NihilismAbsurdism.Blogspot.com

"The Absurd" refers to the conflict between the human tendency to seek inherent meaning in life and the human inability to find any.

Nihilism : from the Latin nihil, nothing) is the philosophical doctrine suggesting the negation of one or more putatively meaningful aspects of life

Wednesday, March 16, 2011

Arthur Schopenhauer (22 February 1788 – 21 September 1860) was a German philosopher known for his pessimism and philosophical clarity. At age 25, he published his doctoral dissertation, On the Fourfold Root of the Principle of Sufficient Reason, which examined the four separate manifestations of reason in the phenomenal world.
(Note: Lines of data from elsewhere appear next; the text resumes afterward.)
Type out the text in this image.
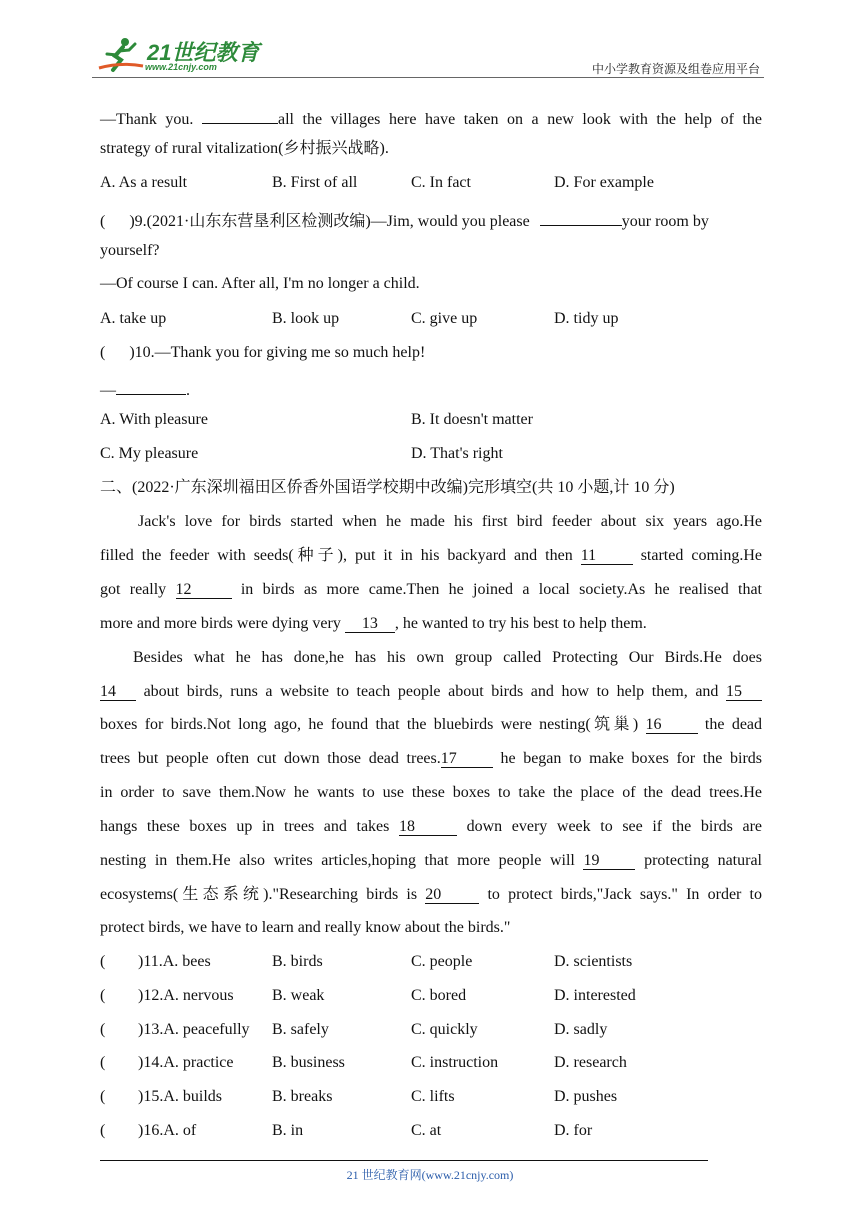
21世纪教育
www.21cnjy.com	中小学教育资源及组卷应用平台
—Thank you.	all the villages here have taken on a new look with the help of the
strategy of rural vitalization(乡村振兴战略).
A. As a result	B. First of all	C. In fact	D. For example
( )9.(2021·山东东营垦利区检测改编)—Jim, would you please	your room by
yourself?
—Of course I can. After all, I'm no longer a child.
A. take up	B. look up	C. give up	D. tidy up
( )10.—Thank you for giving me so much help!
—	.
A. With pleasure	B. It doesn't matter
C. My pleasure	D. That's right
二、(2022·广东深圳福田区侨香外国语学校期中改编)完形填空(共 10 小题,计 10 分)
Jack's love for birds started when he made his first bird feeder about six years ago.He
filled the feeder with seeds(种子), put it in his backyard and then 11	started coming.He
got really 12	in birds as more came.Then he joined a local society.As he realised that
more and more birds were dying very 13 , he wanted to try his best to help them.
Besides what he has done,he has his own group called Protecting Our Birds.He does
14 about birds, runs a website to teach people about birds and how to help them, and 15
boxes for birds.Not long ago, he found that the bluebirds were nesting(筑巢) 16	the dead
trees but people often cut down those dead trees.17	he began to make boxes for the birds
in order to save them.Now he wants to use these boxes to take the place of the dead trees.He
hangs these boxes up in trees and takes 18	down every week to see if the birds are
nesting in them.He also writes articles,hoping that more people will 19	protecting natural
ecosystems(生态系统)."Researching birds is 20	to protect birds,"Jack says." In order to
protect birds, we have to learn and really know about the birds."
( )11.A. bees	B. birds	C. people	D. scientists
( )12.A. nervous B. weak	C. bored	D. interested
( )13.A. peacefully B. safely	C. quickly	D. sadly
( )14.A. practice B. business	C. instruction	D. research
( )15.A. builds	B. breaks	C. lifts	D. pushes
( )16.A. of	B. in	C. at	D. for
21 世纪教育网(www.21cnjy.com)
Schopenhauer's most influential work, The World as Will and Representation, claimed that the world is fundamentally what we recognize in ourselves as our will. His analysis of will led him to the conclusion that emotional, physical, and sexual desires can never be fulfilled. Consequently, he eloquently described a lifestyle of negating desires, similar to the ascetic teachings of Vedanta, Buddhism, Taoism and the Church Fathers of early Christianity.[2]

Schopenhauer's metaphysical analysis of will, his views on human motivation and desire, and his aphoristic writing style influenced many well-known thinkers including Friedrich Nietzsche,[3] Richard Wagner, Ludwig Wittgenstein, Erwin Schrödinger, Albert Einstein,[4] Sigmund Freud, Otto Rank, Carl Gustav Jung, Leo Tolstoy, and Jorge Luis Borges.